Mimsy Were the Borogoves

Movie and DVD Reviews: The best and not-so-best movies available on DVD, and whatever else catches my eye.

Clerks 2

Jerry Stratton, July 21, 2006

I’m probably at Comic-Con as you read this and won’t be able to see Clerks 2 again to verify that it hasn’t significantly changed since last December. I am, however, free to make my review public, so here it is. I reserve the right to make changes after I see the movie again—and I will see it again, if not this weekend then next week. See you on the con floor.

The movie was pretty damn tight when we saw it in December, and already funny as hell. If you’ve enjoyed Kevin Smith’s movies in the past, you’re going to enjoy this one. It is filled with Smith’s great dialogue and character interaction. It is also filled with what he refers to as his “dick and fart jokes”. If Jay & Silent Bob Strike Back was the culmination of his satirical content, Clerks 2 contains the culmination of his shock content. The shock value of some scenes was so extreme that he thought they’d have to release the movie unrated.

The rumor is that several press reviewers walked out at a crucial scene during the press showing. I won’t disclose that scene here, but let’s say that no donkeys were hurt in the making of this film. Even Scott McCloud would be amazed at what you can imply with the right hand gestures and facial expressions. I suspect that it was Zak Knutson’s eyes that sent the aging review crowd scurrying for cover.

There are two things I really want to comment on, that were pleasant surprises to me. First, when the movie goes straight from the fire at the Quick Stop to the duo working at a Mooby’s fast-food restaurant, the abrupt change surprised me. Coming in knowing that this was about the Clerks characters ten years later finally deciding what to do with their lives, I expected the fire to be the catalyst to their doing so.

Instead the abrupt switch to them working at Mooby’s in the wonderful Mooby uniforms tells us it is going to be a lot harder for these Leonardans to change their spots. I enjoyed that. I thought the movie would be about their zany attempts to get a job. Instead, it’s about the general doom and futility that fills their lives. More in between the fire and Mooby’s, even with a montage, would have weakened that sense of futility.

The next one comes with a bit of a spoiler, so I’m going to put them behind my new spoiler-hider. Just move the mouse over this text to display the rest of the review.

Most importantly, Dante’s girlfriend is not a jerk. It’s sad what happens to her. And, her story is not safely wrapped up as it would be in most other films. She doesn’t die, she doesn’t turn out to be an asshole, she doesn’t end up with Randall or dating Jason Lee. As happens to friends in real life, her story falls out of Dante’s life. This was important, because this is the fate that Randall wanted to avoid. He knew how easy it would be for him and Dante to simply fall away from each other.

In a lesser movie, Dante’s girlfriend would have already been cheating on him with his rich high school classmate, or would have somehow hooked up with him after the break-up, perhaps in the closing credits.

Compare, for example, with Art School Confidential.

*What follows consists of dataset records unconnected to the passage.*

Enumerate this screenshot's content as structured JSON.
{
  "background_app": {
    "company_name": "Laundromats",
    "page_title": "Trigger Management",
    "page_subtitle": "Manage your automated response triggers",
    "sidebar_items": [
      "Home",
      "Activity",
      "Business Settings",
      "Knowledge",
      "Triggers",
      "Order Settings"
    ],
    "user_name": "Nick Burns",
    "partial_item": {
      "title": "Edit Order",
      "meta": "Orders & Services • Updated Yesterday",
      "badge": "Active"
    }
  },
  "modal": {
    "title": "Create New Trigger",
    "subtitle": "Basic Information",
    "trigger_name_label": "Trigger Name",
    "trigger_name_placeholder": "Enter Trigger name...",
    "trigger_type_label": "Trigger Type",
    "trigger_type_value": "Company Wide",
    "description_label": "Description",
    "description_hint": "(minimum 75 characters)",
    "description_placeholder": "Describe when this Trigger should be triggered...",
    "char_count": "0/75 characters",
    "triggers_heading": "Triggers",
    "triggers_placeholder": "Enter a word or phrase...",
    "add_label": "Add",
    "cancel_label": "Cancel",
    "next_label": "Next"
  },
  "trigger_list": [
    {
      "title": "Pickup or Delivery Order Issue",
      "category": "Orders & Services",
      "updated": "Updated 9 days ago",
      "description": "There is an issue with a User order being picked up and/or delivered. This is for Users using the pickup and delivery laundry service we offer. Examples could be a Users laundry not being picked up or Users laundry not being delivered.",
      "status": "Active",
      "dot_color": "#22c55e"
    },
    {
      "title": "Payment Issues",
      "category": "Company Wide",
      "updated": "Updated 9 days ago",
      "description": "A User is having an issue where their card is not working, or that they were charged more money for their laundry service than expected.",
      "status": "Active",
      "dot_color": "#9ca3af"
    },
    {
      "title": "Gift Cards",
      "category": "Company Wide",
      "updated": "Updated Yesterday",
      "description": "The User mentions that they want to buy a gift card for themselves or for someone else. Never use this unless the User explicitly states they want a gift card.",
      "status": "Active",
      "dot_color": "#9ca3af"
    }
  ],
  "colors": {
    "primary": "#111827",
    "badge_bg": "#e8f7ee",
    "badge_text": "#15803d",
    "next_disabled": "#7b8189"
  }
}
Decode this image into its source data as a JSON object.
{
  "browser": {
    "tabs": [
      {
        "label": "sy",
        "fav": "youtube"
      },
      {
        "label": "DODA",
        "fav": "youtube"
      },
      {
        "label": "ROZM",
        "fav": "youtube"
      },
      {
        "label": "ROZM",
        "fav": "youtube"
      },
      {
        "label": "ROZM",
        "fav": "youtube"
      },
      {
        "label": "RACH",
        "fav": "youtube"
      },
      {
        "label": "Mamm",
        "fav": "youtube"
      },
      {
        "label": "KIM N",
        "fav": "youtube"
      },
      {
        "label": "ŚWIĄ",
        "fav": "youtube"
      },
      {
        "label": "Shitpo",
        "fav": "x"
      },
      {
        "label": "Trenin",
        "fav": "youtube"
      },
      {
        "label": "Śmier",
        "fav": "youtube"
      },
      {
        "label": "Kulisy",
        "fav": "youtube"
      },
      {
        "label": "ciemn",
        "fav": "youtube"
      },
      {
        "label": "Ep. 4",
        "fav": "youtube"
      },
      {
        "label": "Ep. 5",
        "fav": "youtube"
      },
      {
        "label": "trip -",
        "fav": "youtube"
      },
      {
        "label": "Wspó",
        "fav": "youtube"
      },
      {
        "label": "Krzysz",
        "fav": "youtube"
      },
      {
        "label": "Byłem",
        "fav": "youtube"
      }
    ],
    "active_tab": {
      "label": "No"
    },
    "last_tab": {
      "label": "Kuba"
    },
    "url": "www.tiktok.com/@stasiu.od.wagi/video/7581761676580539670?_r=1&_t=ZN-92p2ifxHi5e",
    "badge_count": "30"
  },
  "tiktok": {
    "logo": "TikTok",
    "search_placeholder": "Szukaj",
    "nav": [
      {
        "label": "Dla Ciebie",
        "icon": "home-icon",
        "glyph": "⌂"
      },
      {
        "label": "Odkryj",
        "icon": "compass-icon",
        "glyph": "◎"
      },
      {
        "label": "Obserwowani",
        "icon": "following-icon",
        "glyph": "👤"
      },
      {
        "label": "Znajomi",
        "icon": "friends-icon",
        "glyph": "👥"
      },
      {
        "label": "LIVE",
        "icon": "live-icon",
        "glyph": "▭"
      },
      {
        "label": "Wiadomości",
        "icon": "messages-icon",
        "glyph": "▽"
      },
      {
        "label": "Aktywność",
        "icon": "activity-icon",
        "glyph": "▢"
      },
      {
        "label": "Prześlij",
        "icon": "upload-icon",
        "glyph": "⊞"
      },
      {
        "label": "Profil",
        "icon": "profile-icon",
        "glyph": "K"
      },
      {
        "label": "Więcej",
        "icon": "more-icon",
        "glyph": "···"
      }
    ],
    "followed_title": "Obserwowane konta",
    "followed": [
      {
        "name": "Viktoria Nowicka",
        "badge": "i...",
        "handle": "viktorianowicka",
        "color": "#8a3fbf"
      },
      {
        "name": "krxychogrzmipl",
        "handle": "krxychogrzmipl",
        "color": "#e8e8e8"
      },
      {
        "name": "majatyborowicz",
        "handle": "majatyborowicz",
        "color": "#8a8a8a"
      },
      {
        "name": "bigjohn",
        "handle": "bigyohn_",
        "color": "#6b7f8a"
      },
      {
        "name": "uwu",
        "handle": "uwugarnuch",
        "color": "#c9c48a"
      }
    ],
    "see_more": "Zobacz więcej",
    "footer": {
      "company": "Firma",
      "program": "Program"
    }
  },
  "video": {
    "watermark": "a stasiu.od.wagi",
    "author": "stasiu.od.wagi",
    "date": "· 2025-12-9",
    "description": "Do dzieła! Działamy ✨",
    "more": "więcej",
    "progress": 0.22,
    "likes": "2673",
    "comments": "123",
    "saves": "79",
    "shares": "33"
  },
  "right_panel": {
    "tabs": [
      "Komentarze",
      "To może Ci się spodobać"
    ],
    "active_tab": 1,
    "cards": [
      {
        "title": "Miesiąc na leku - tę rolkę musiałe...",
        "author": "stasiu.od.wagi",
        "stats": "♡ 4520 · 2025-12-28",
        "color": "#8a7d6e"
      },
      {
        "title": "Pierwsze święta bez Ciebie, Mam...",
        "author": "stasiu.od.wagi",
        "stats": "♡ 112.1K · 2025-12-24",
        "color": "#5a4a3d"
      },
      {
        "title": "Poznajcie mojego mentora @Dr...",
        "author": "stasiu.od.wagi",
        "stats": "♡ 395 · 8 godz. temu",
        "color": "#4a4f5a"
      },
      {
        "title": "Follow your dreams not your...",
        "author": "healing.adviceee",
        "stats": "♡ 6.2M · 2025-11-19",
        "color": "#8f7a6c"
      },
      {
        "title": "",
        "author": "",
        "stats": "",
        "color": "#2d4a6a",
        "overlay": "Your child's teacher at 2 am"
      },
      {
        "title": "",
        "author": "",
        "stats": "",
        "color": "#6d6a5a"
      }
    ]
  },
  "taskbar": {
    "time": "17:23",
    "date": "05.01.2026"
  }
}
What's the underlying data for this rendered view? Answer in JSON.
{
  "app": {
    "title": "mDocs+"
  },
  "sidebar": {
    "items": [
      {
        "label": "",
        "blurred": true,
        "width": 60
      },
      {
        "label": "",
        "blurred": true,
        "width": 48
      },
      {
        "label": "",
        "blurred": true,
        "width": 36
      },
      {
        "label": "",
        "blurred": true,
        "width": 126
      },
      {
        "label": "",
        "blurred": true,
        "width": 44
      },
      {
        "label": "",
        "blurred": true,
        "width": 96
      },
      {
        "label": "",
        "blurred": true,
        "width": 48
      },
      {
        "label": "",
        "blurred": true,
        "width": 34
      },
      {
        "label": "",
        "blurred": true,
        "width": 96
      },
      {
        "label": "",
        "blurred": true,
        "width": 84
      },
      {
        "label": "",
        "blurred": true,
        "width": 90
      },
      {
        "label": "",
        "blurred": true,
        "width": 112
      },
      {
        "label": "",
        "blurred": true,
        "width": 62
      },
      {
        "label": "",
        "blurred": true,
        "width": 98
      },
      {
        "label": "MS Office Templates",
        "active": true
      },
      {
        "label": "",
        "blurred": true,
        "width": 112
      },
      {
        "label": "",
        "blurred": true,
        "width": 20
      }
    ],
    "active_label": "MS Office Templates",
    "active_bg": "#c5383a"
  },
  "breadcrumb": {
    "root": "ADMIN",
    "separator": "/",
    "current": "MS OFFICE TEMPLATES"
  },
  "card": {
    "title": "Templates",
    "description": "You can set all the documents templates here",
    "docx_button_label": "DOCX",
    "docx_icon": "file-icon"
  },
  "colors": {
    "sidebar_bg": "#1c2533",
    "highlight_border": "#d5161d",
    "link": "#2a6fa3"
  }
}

On the surface, and even under the surface, they’re very similar movies. Art School Confidential’s strength was in its dialogue. It was filled with pop references. It was hilariously funny at times. It even shared a connection with View Askew through actor Ethan Supplee. Supplee was great. In almost every scene he was in he made Art School Confidental better and funnier.

Ethan’s only scene that didn’t work was the Hollywood cliche that no one could have saved, The Unmasking. The hero’s rival must be Seriously Flawed, and must be unmasked in front of their mutual love interest. (They didn’t need to hammer Jonah’s being a cop home; they telegraphed that by making him look too much like Johnny Depp in 21 Jump Street.)

Halfway through Art School Confidential, it lost its way. Everything starts to slot into standard Hollywood clichés. Jerome’s success; the killer; his innocence; his love life. The ending was so clichéd that it was almost a send-up of itself. Whoever required the final scene, where Jerome and what’s-her-name kiss through prison glass, should have been forced to kiss prison glass first themselves.

Some movies are so fearful of leaving the kind of “loose end” that Dante’s girlfriend represents that they would both showed that she was an asshole and they would have still paired her off with Randall or someone else. People—especially women—cannot end a movie not dating someone. A woman without a man is not a closed equation in Hollywood.

Finally, the supporting cast is worth seeing in their own right. Trevor is an amazing actor. Rosario Dawson puts in an extremely natural performance.